Rising nitrate level in Verndale water draws scrutiny
Rising nitrate levels from water samples taken at a well in the Verndale city park have given officials there cause for concern.
Although the nitrates are still within state safety thresholds, the trend of levels going higher over the years has reached the point where the city feels corrective action is needed. The latest tests, conducted in February, showed the nitrate level at 8.6 milligrams per liter, with the Minnesota Department of Health’s legal limit at 10.4 milligrams per liter, said Matt Uselman, Verndale public works manager. In the last year, nitrates went up 1.4 milligrams per liter, he said.
“They’ve gone up gradually over the years, and now they’re getting up to where we’re going to have to do something about it,” Uselman said. “There’s still time now, but we’re going to have to do something about it...”
Possible sources for the nitrate buildup include manure from farms near the city, leaking septic systems and fertilizer use on lawns within the city, Uselman said. For years, the city has implemented a Wellhead Protection Plan in order to protect against nitrates seeping into the natural aquifer from which it draws water. However, the plan is focused on raising awareness of nitrate contamination rather than directly stopping actions that may lead to higher nitrate levels in the aquifer, Uselman said.
“We can’t prevent anybody from causing nitrates, we can only help educate people…” he said.
Aaron Meyer, a sourcewater protection specialist with the Minnesota Rural Water Association, helped create the Wellhead Protection Plan for Verndale. He agreed that it was more about education than enforcement.
“There are mechanisms to do enforcement, but we’ve never done that in Minnesota,” he said.

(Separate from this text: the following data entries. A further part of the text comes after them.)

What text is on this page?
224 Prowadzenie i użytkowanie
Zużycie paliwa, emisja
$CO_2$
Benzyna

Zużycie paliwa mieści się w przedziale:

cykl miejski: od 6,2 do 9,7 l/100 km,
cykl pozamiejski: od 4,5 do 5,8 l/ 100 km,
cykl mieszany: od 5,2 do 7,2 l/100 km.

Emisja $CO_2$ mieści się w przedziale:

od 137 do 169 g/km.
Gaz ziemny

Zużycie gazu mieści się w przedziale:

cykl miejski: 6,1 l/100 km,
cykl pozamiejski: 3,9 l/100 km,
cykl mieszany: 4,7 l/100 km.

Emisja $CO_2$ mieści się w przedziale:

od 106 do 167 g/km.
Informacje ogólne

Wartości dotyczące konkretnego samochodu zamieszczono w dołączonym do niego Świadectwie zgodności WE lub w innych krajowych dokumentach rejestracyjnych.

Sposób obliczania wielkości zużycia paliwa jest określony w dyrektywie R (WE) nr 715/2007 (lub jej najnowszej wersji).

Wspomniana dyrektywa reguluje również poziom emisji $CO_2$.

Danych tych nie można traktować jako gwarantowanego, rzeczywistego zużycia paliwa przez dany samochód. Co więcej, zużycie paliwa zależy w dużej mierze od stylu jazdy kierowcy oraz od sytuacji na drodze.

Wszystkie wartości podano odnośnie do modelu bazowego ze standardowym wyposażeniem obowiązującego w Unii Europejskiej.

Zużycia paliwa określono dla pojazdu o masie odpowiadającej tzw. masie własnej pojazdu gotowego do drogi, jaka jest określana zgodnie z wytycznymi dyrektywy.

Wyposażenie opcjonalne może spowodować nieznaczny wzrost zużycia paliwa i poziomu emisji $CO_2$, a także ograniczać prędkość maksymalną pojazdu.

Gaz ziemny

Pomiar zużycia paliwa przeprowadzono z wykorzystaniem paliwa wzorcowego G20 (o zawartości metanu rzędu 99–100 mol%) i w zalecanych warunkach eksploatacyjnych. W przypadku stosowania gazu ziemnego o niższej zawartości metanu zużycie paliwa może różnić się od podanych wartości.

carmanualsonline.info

Uselman didn’t know of any specific anti-pollution ordinances guarding against nitrates. However, even if there were such an ordinance, Uselman said, it would be ineffective outside city limits where pollutants can still reach the aquifer.
Meyer said the health issues caused by high nitrates primarily affect infants six months old and younger. Babies exposed to excessive nitrates may begin to suffer from “blue baby syndrome”, where nitrates contaminating the blood compete with naturally occurring hemoglobin, thereby causing suffocation and death in extreme cases.
“It basically prevents oxygen from being carried in the bloodstream in infants,” he said.
Meyer, Uselman and Verndale Mayor Raye Ludovissie all agreed that the city’s upcoming sewer replacement project would go a long way toward alleviating the nitrate problem. Ludovissie said the project, slated to begin in 2014, would help eliminate the possibility of nitrates leaking from the city’s own sewer pipes.
“I’m confident that that would help out a lot,” Ludovissie said.